Très attendues, Les Chroniques de Riddick devaient être le film d’un passage pour David Twohy, le réalisateur du cultissime Pitch black, dont le film reprend les fondements. Promesse de séquelles à venir aidant, on attendait de Twohy qu’il passe à la vitesse supérieure, celle du blockbuster au long cours, quand Abîmes, son précédent film, n’était encore qu’une série B ultra-maîtrisée et sans grande ambition. Sans être une vraie déception, tant elles sont parcourues de visions merveilleuses, Les Chroniques de Riddick laissent un regret : celui de constater que Twohy n’a visiblement pas envie de passer le cap de la démesure que son style baroque ne cesse de promettre. Le film, malgré un budget amplifié, demeure une sorte de méga-série B un peu cheap se refusant à toute amplitude. La faute, si c’en est une, à une intrigue extrêmement simple et linéaire, sans la moindre envergure : alors que les Necrommongers, peuple impérialiste, convertissent les planètes à leur mode de vie et lobotomisent leurs habitants, on vient chercher Riddick, bandit nyctalope, pour sauver la galaxie.

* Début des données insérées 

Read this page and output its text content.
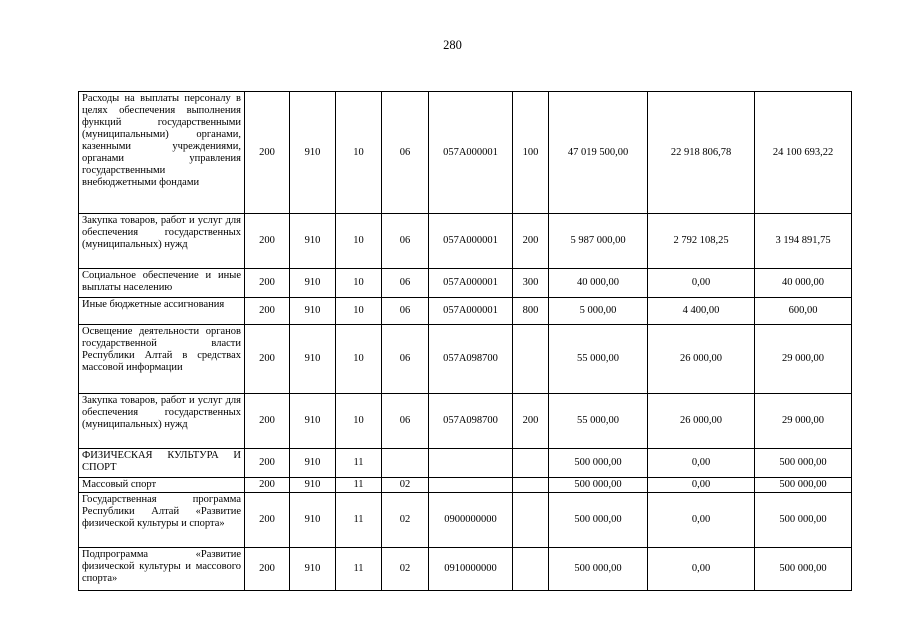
280
Расходы на выплаты персоналу в целях обеспечения выполнения функций государственными (муниципальными) органами, казенными учреждениями, органами управления государственными внебюджетными фондами	200	910	10	06	057A000001	100	47 019 500,00	22 918 806,78	24 100 693,22
Закупка товаров, работ и услуг для обеспечения государственных (муниципальных) нужд	200	910	10	06	057A000001	200	5 987 000,00	2 792 108,25	3 194 891,75
Социальное обеспечение и иные выплаты населению	200	910	10	06	057A000001	300	40 000,00	0,00	40 000,00
Иные бюджетные ассигнования	200	910	10	06	057A000001	800	5 000,00	4 400,00	600,00
Освещение деятельности органов государственной власти Республики Алтай в средствах массовой информации	200	910	10	06	057A098700		55 000,00	26 000,00	29 000,00
Закупка товаров, работ и услуг для обеспечения государственных (муниципальных) нужд	200	910	10	06	057A098700	200	55 000,00	26 000,00	29 000,00
ФИЗИЧЕСКАЯ КУЛЬТУРА И СПОРТ	200	910	11				500 000,00	0,00	500 000,00
Массовый спорт	200	910	11	02			500 000,00	0,00	500 000,00
Государственная программа Республики Алтай «Развитие физической культуры и спорта»	200	910	11	02	0900000000		500 000,00	0,00	500 000,00
Подпрограмма «Развитие физической культуры и массового спорта»	200	910	11	02	0910000000		500 000,00	0,00	500 000,00
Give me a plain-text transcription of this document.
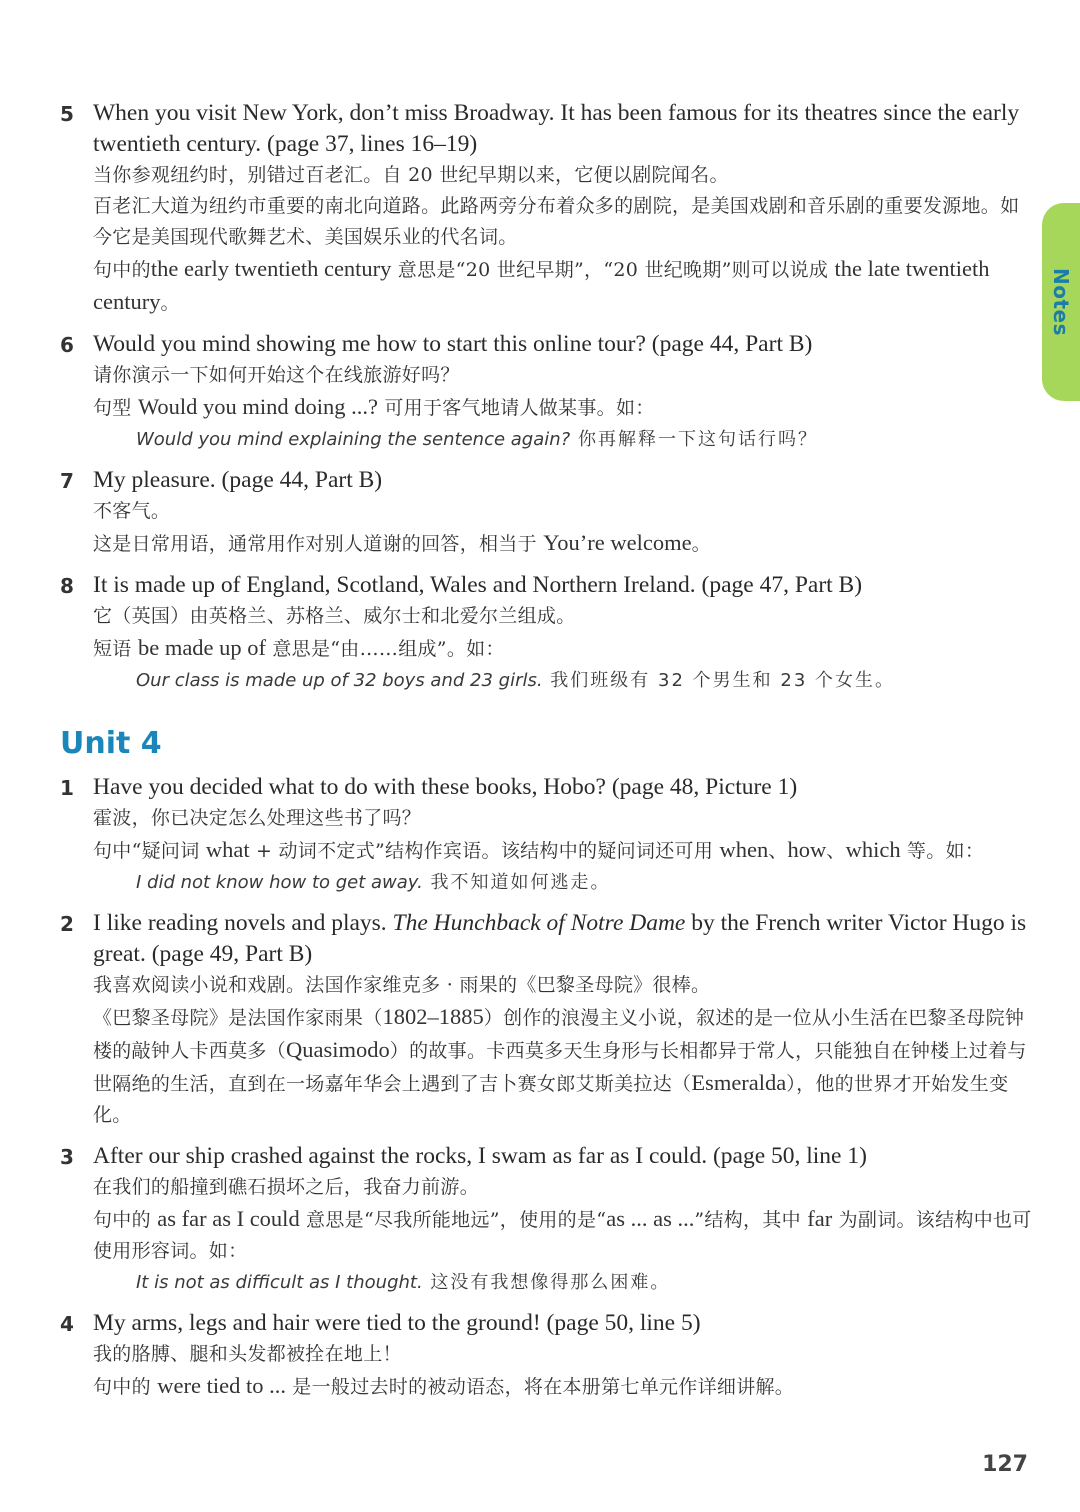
Notes
5 When you visit New York, don’t miss Broadway. It has been famous for its theatres since the early twentieth century. (page 37, lines 16–19)
当你参观纽约时，别错过百老汇。自 20 世纪早期以来，它便以剧院闻名。
百老汇大道为纽约市重要的南北向道路。此路两旁分布着众多的剧院，是美国戏剧和音乐剧的重要发源地。如今它是美国现代歌舞艺术、美国娱乐业的代名词。
句中的the early twentieth century 意思是“20 世纪早期”，“20 世纪晚期”则可以说成 the late twentieth century。
6 Would you mind showing me how to start this online tour? (page 44, Part B)
请你演示一下如何开始这个在线旅游好吗？
句型 Would you mind doing ...? 可用于客气地请人做某事。如：
Would you mind explaining the sentence again? 你再解释一下这句话行吗？
7 My pleasure. (page 44, Part B)
不客气。
这是日常用语，通常用作对别人道谢的回答，相当于 You’re welcome。
8 It is made up of England, Scotland, Wales and Northern Ireland. (page 47, Part B)
它（英国）由英格兰、苏格兰、威尔士和北爱尔兰组成。
短语 be made up of 意思是“由……组成”。如：
Our class is made up of 32 boys and 23 girls. 我们班级有 32 个男生和 23 个女生。
Unit 4
1 Have you decided what to do with these books, Hobo? (page 48, Picture 1)
霍波，你已决定怎么处理这些书了吗？
句中“疑问词 what + 动词不定式”结构作宾语。该结构中的疑问词还可用 when、how、which 等。如：
I did not know how to get away. 我不知道如何逃走。
2 I like reading novels and plays. The Hunchback of Notre Dame by the French writer Victor Hugo is great. (page 49, Part B)
我喜欢阅读小说和戏剧。法国作家维克多 · 雨果的《巴黎圣母院》很棒。
《巴黎圣母院》是法国作家雨果（1802–1885）创作的浪漫主义小说，叙述的是一位从小生活在巴黎圣母院钟楼的敲钟人卡西莫多（Quasimodo）的故事。卡西莫多天生身形与长相都异于常人，只能独自在钟楼上过着与世隔绝的生活，直到在一场嘉年华会上遇到了吉卜赛女郎艾斯美拉达（Esmeralda），他的世界才开始发生变化。
3 After our ship crashed against the rocks, I swam as far as I could. (page 50, line 1)
在我们的船撞到礁石损坏之后，我奋力前游。
句中的 as far as I could 意思是“尽我所能地远”，使用的是“as ... as ...”结构，其中 far 为副词。该结构中也可使用形容词。如：
It is not as difficult as I thought. 这没有我想像得那么困难。
4 My arms, legs and hair were tied to the ground! (page 50, line 5)
我的胳膊、腿和头发都被拴在地上！
句中的 were tied to ... 是一般过去时的被动语态，将在本册第七单元作详细讲解。
127
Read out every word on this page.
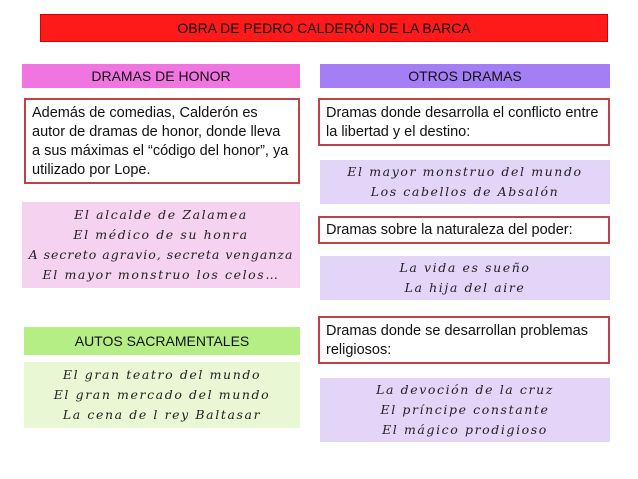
OBRA DE PEDRO CALDERÓN DE LA BARCA
DRAMAS DE HONOR
Además de comedias, Calderón es autor de dramas de honor, donde lleva a sus máximas el “código del honor”, ya utilizado por Lope.
El alcalde de Zalamea
El médico de su honra
A secreto agravio, secreta venganza
El mayor monstruo los celos…
AUTOS SACRAMENTALES
El gran teatro del mundo
El gran mercado del mundo
La cena de l rey Baltasar
OTROS DRAMAS
Dramas donde desarrolla el conflicto entre la libertad y el destino:
El mayor monstruo del mundo
Los cabellos de Absalón
Dramas sobre la naturaleza del poder:
La vida es sueño
La hija del aire
Dramas donde se desarrollan problemas religiosos:
La devoción de la cruz
El príncipe constante
El mágico prodigioso
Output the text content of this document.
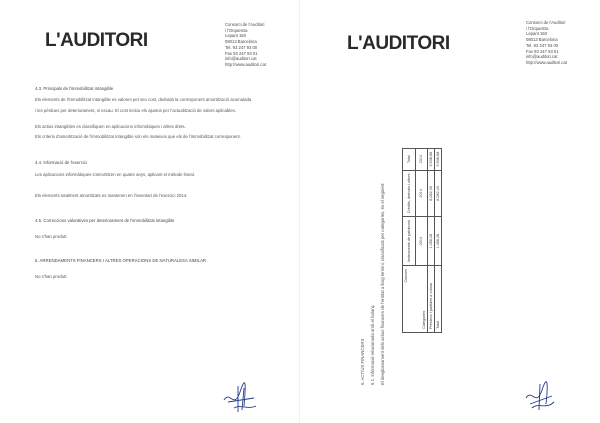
L'AUDITORI
Consorci de l'Auditori
i l'Orquestra
Lepant 150
08013 Barcelona
Tel. 93 247 93 00
Fax 93 247 93 01
info@auditori.cat
http://www.auditori.cat
4.3. Principals de l'immobilitzat intangible
Els elements de l'immobilitzat intangible es valoren pel seu cost, deduïda la corresponent amortització acumulada
i les pèrdues per deteriorament, si escau. El cost inclou els ajustos per l'actualització de valors aplicables.
Els actius intangibles es classifiquen en aplicacions informàtiques i altres drets.
Els criteris d'amortització de l'immobilitzat intangible són els mateixos que els de l'immobilitzat corresponent.
4.4. Informació de l'exercici
Les aplicacions informàtiques s'amortitzen en quatre anys, aplicant el mètode lineal.
Els elements totalment amortitzats es mantenen en l'inventari de l'exercici 2014.
4.5. Correccions valoratives per deteriorament de l'immobilitzat intangible
No s'han produït.
5. ARRENDAMENTS FINANCERS I ALTRES OPERACIONS DE NATURALESA SIMILAR
No s'han produït.
L'AUDITORI
Consorci de l'Auditori
i l'Orquestra
Lepant 150
08013 Barcelona
Tel. 93 247 93 00
Fax 93 247 93 01
info@auditori.cat
http://www.auditori.cat
6. ACTIUS FINANCERS 6.1. Informació relacionada amb el balanç El desglossament dels actius financers de l'entitat a llarg termini, classificats per categories, és el següent:	Classes
Categories	Instruments de patrimoni	Crèdits, derivats i altres	Total
	2014	2014	2014
Préstecs i partides a cobrar	1.456,28	8.082,40	9.538,68
Total	1.456,28	8.082,40	9.538,68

Si l’épure de l’intrigue aurait pu donner lieu à un récit picaresque et spatial plaisant, jamais le film ne trouve son rythme propre. Il se découpe ainsi laborieusement en trois parties, manquant singulièrement de rebondissements, pour contredire la promesse du titre : une manière de journal intime d’un malfrat jouissif parcourant la galaxie. A l’exception d’une belle scène de transit vers une planète, nourrie d’une voix-off sympathique (le seul moment où le film touche à la structure de la chronique), le reste n’est que ressucée de space-opéra au jargon complexe et lourdement symbolique (la planète Crematoria, très chaude), plombé par un humanisme creux (un personnage refusant d’être colonisé lâche : « ce qui fait notre force est notre diversité et notre multiplicité »). Dommage que la métaphore soit si pataude, tant le choix de s’en prendre insidieusement à l’impérialisme culturel US (la planète résistante aux architectures arabisantes, l’esthétique résolument moyen-orientale des décors et des costumes), tranche avec les habitudes.
Mais tout cela, au fond, est sans importance. Twohy est avant tout un grand faiseur d’images, et son film est bourré à craquer de séquences prodigieuses, d’idées visuelles foisonnantes, de rayons de génie fulgurants. De la première séquence, trouvant dans la synthèse une matière irréelle et onirique (Riddick court sur un labyrinthe en forme de damier géant) à la longue scène de combat sur la planète Crematoria, qui retrouve la grâce baroque de Pitch black et son expressionnisme halluciné (il faut échapper au soleil), tout évoque un imaginaire stupéfiant de beauté, un regard tout à la fois incandescent et naïf porté sur le genre. Cela ramène à plusieurs évidences. D’abord, disons que si Twohy, même s’il s’entêtait à ne réaliser que des super série B au scénario récalcitrant, demeurerait l’un des cinéastes d’action les plus importants du moment, quoi qu’il arrive. Ensuite, signalons que la force d’un film tient moins dans la rigueur de son architecture d’ensemble que dans le soin qui le nourrit dans le détail, l’irrigue secrètement, à l’ombre des éléments les plus ostentatoires. Trouver la majesté dans une structure limitée au maximum : tel semble être le credo de Twohy, la grande promesse de son cinéma et sa malédiction.